De plus, ils attirent plus ou moins l'attention selon la valeur plus ou moins grande que je leur ai attribuée et l’ordre préférentiel ou la fréquence avec lesquels je les consulte habituellement. Lorsque je me trouve en face de " cet arbre-ci " je le reconnais ou non. Cependant, si le classement arbitraire ou mal fait est la cause de mon insuccès dans mes recherches, la meilleure méthode à suivre (et beaucoup de travailleurs intellectuels seront je crois de mon avis) est de laisser en paix mon cerveau surmené. Il se produit alors ceci : le vide systématique que je crée par cet acte (5) va engendrer un tourbillon dans lequel graviteront des formes imaginatives.
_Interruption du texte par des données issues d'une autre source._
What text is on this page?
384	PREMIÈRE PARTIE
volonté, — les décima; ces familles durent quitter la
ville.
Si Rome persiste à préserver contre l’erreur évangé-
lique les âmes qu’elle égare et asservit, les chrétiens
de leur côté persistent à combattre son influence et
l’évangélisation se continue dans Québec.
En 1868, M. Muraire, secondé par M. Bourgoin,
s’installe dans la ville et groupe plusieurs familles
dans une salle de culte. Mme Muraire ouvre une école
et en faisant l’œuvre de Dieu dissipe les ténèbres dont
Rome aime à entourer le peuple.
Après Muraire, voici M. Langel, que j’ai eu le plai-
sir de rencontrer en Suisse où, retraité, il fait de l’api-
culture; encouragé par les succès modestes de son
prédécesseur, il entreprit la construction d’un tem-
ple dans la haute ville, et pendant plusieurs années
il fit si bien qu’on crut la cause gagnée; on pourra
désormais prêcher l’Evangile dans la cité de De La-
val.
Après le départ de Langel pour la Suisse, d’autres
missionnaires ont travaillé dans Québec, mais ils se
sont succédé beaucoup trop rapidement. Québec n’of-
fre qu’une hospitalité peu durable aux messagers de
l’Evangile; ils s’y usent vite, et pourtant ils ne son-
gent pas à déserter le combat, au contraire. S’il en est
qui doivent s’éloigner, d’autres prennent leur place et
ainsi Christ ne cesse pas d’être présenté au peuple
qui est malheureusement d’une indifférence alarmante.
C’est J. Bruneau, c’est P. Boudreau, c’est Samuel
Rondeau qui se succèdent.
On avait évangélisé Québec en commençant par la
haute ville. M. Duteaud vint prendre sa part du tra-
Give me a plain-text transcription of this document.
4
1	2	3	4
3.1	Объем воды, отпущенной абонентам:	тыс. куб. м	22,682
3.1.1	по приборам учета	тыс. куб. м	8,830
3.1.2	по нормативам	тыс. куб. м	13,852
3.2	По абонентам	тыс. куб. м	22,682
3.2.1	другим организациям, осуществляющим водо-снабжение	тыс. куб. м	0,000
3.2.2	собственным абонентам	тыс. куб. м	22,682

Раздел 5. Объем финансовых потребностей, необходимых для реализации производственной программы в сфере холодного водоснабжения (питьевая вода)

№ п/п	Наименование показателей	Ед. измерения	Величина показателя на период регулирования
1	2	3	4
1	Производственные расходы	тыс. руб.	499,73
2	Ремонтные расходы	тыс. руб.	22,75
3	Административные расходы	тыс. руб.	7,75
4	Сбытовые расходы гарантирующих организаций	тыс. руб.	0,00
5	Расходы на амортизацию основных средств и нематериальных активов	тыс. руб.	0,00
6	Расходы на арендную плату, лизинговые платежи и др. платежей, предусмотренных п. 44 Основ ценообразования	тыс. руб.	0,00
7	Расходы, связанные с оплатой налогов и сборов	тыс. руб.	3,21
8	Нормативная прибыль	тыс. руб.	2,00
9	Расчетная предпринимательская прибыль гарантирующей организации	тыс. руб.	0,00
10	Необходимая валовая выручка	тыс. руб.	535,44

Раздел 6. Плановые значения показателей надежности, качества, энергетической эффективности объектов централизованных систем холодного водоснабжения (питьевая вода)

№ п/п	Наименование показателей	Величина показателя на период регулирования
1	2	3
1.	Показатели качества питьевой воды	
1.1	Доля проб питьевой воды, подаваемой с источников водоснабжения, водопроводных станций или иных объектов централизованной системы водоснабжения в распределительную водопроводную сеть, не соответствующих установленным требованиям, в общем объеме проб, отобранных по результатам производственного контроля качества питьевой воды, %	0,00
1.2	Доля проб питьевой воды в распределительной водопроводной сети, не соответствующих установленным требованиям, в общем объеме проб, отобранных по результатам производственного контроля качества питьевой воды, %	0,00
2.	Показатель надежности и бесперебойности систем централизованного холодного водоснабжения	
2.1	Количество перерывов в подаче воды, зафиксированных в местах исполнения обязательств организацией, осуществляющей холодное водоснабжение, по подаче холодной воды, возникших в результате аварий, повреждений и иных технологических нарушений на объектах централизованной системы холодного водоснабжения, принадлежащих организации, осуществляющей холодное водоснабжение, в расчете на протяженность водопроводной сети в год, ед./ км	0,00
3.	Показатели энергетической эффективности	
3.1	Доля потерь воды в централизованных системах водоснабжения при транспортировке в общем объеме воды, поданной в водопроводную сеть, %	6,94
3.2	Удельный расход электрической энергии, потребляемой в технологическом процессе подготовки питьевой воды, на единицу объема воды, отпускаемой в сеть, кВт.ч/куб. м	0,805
Si mon attention n'est pas alors sollicitée par une cause extérieure, le principe pensant immobilisé pour ainsi dire et concentré les voit défiler dans le champ de la conscience, comme des poussières dansant dans un rayon de soleil, et peut à son passage saisir et fixer l'image recherchée.

Artificiellement, le même résultat peut être obtenu par l'usage d'excitants comme le café ou le thé qui augmentent la rotation de la sphère mentale (bibliothèque) en mettant à la disposition du bibliothécaire une quantité plus grande de force nerveuse, mais au détriment des plexus. Aussi la première méthode, plus difficile à réaliser avec succès est néanmoins préférable. Nous terminerons sur une remarque comportant de très curieuses conséquences : La mémoire ne remonte pas dans le temps en en inversant les cycles, car aucune scène rappelée n'est perçue dans un ordre inverse de celui où elle s’est déroulée.


(l) Histoire Philosophique du Genre Humain.

(2)Admirons ici la puissance expressive et la justesse rnétaphyique de ce terme usuel, qui désigne à la fois l'action d'imprimer fortement dans la mémoire une impression quelconque et celle d'individualiser par la " frappe " un disque métallique qui deviendra monnaie ou médaille. "

(3) Tout semble se passer comme si la volonté pouvait condenser ou dilater à son gré le plasma imaginatif ; l'image serait donc quelque chose d'essentiellement concret.

(4) Car tout est vivant dans son plan, un concept, une idée, une pensée sont des êtres doués de vie et, dans une certaine mesure, de conscience et d'initiative.

(5) Il faut naturellemeut éviter de poursuivre ici la comparaison de la bibliothèque pour revenir à celle d'un fluide plastique.